1996 A boy missing a bit of DNA in a non-critical part of the gene began receiving copper injections when he was 8 days old. His head grew to a normal size, as his brain neurons became ensheathed in their essential fatty coverings. He walked at 14 months, with normal brain development. Tellingly, his half-brother and first cousin who’d inherited the same mutation but weren’t diagnosed and treated early enough, had small heads, brain degeneration, and abnormal development. So timing as well as mutation severity matter.

2008 This paper reports on 12 newborns with Menkes disease detected with neurochemical tests and treated early. Their survival at a median follow-up of 4.6 years was 92%, compared to 13% by 1.8 years for 15 boys diagnosed after symptoms began and treated later. Two of the 12 patients with mild mutations that allowed partial enzyme activity had normal neurodevelopment and brain myelination, confirming the 1996 findings.

2014 Ten boys treated early showed large improvements in both small and large movements, in personal and social behavior, and in language acquisition. Death rate by age 3 was 28.6% among boys treated early, so it isn’t perfect, but among controls, it was 50%.

Cyprium Reports 2021 Data

The latest installment in the story of conquering Menkes disease came in a poster presentation at the 2021 American Academy of Pediatrics National Conference and Exhibition on October 8.

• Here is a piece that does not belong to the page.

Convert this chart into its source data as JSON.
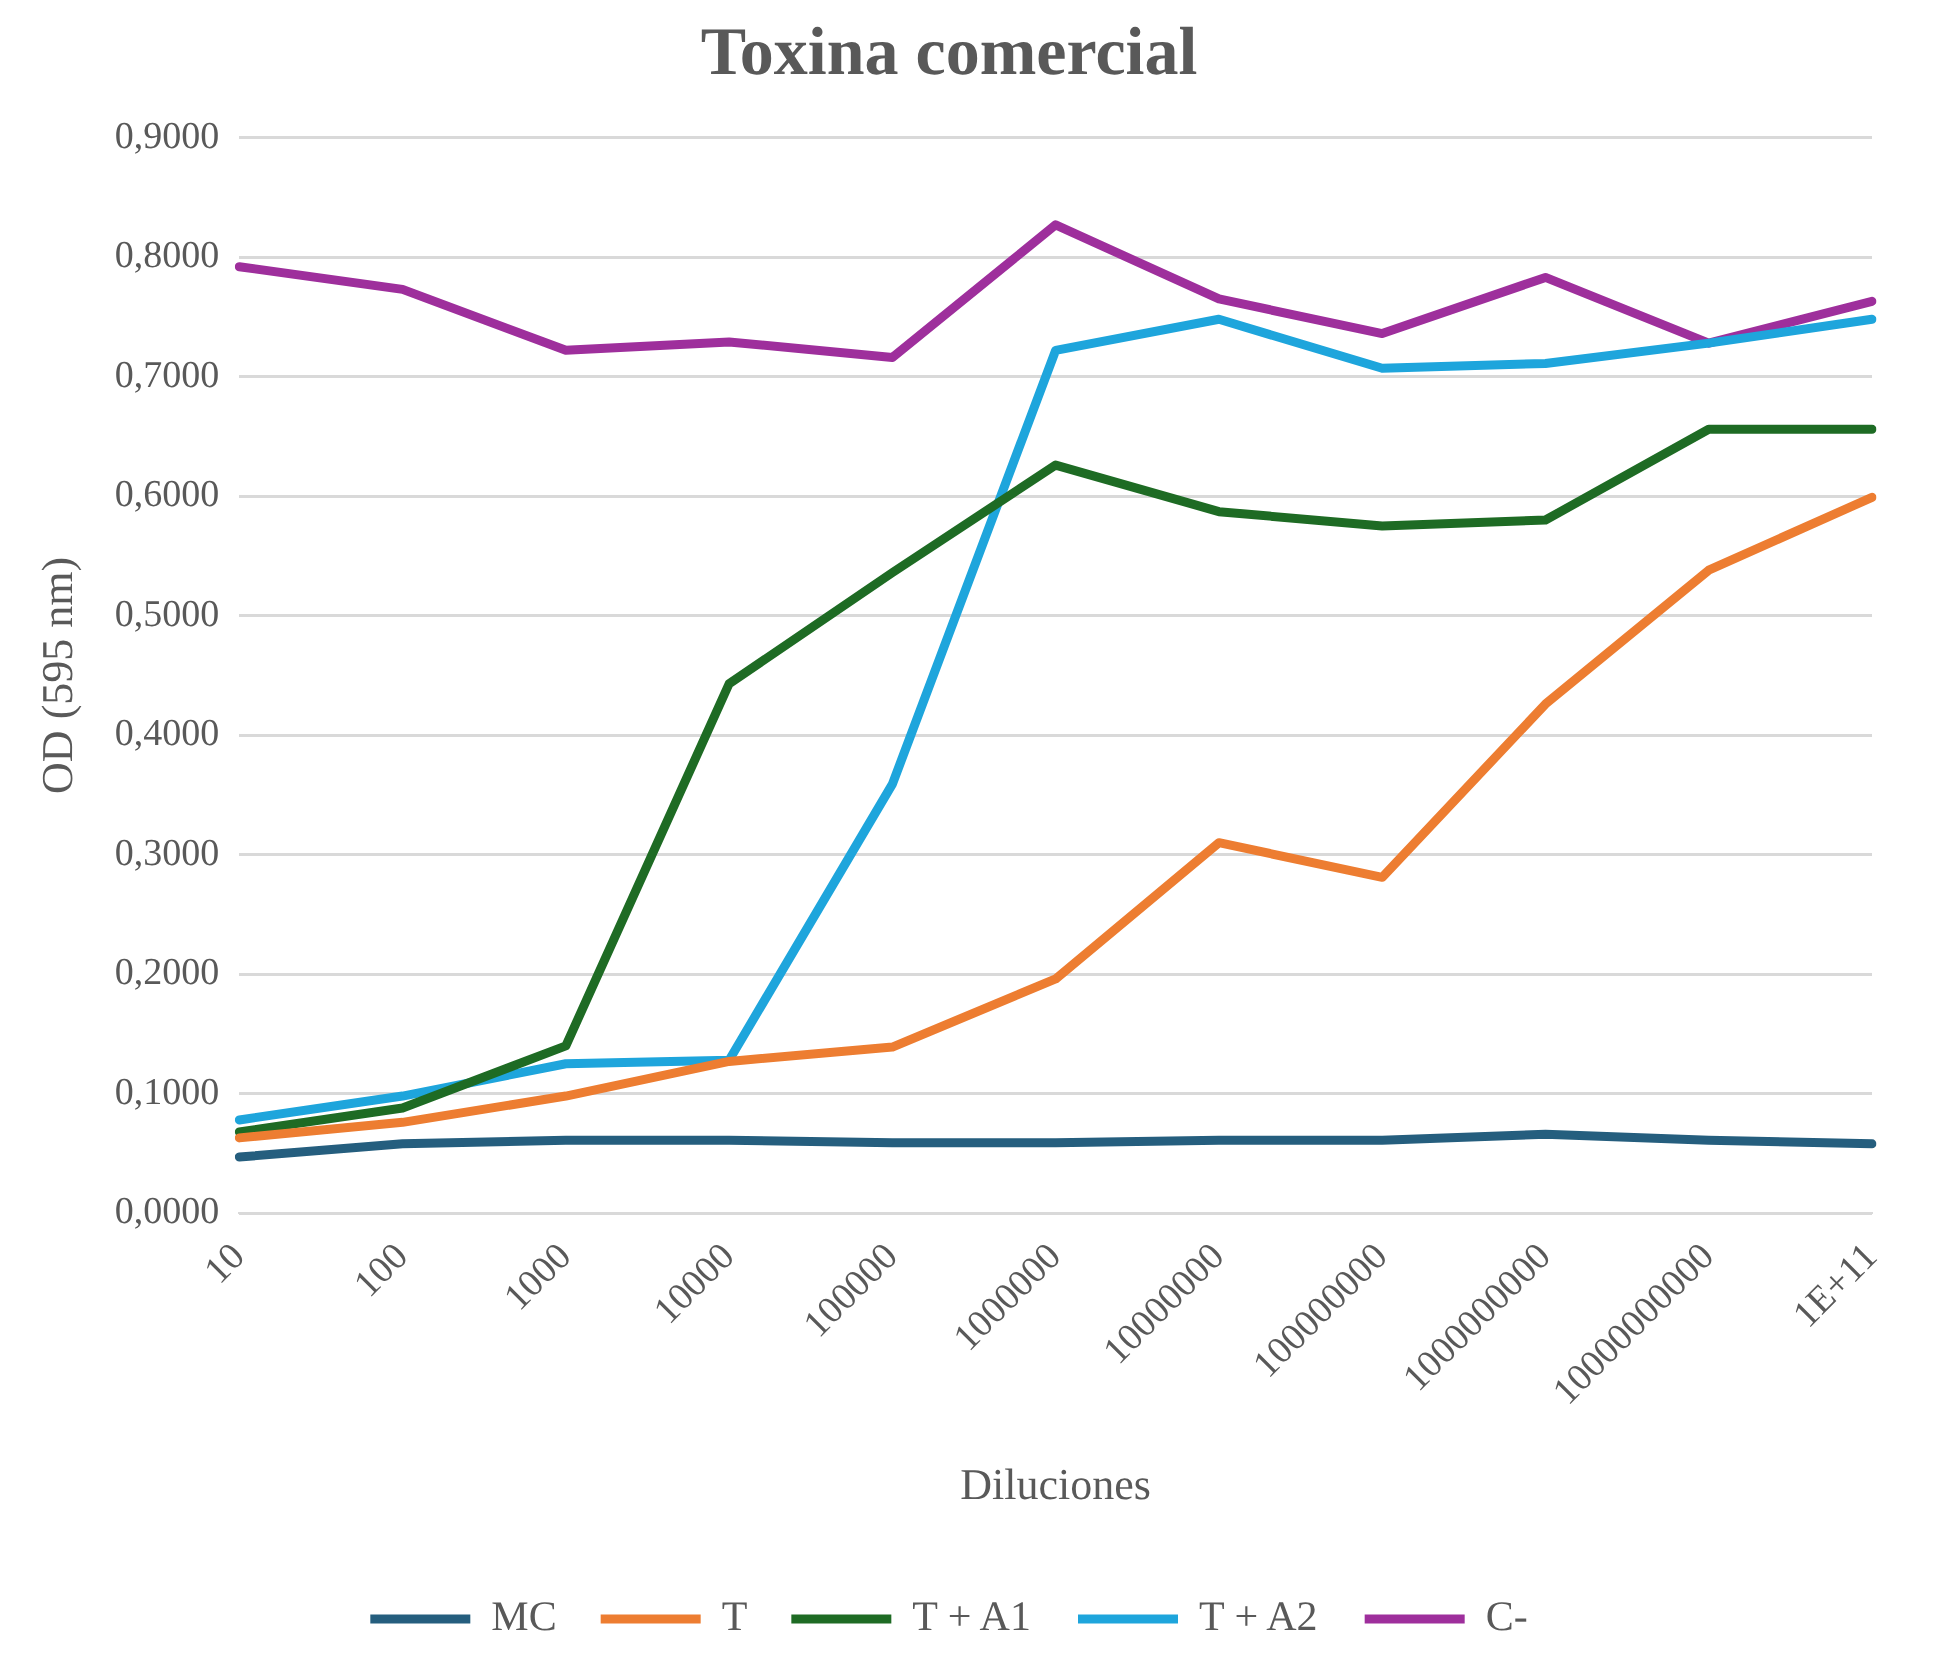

Cyprium Therapeutic’s data are striking. Participants were born after 1999 and had severe mutations. They received the drug under the skin twice daily until a year old, and daily after that, for up to 3 years. Sixty-six boys began treatment before 4 weeks of age and 35 after 4 weeks.

Median overall survival of patients treated early was 177.1 months (just under 15 years), compared to slightly more than a year (16.1 months) for those treated after the age of 4 weeks. Still, the patients treated later lived considerably longer than 18 boys not treated at all.

The results are so promising that the company may submit a New Drug Application to FDA by year’s end.

So kudos to the researchers, the health care providers, and the families who have allowed their sons to participate in the quest to conquer Menkes disease. Hopefully soon, another rare genetic disease will bite the dust.

Discussion
  1. We have two boys with Menkes, both treated from Dr Kaler at the NIH.
    Happy to contribute if you need additional info.

  2. Please push to getit passed to give life and hope to what otherwise is a death sentence or severe problems
    I lost a son and a grandson to Menkes. One who was in the study is nearing 6 with delay but very functional.
    We yet have some grandaughters eho could face this trial. Hopefully with knowledge that their sons can have the best possible care. We love dr Kayler and his work.

  3. My daughter, adopted from Nepal, just discovered through genetic testing that she is a carrier for Menkes syndrome. We know her birth family and there have been no cases of Menkes in her 7 siblings (including 2 brothers) and 3 nephews/4 nieces. Is it likely the gene mutation is starting with her?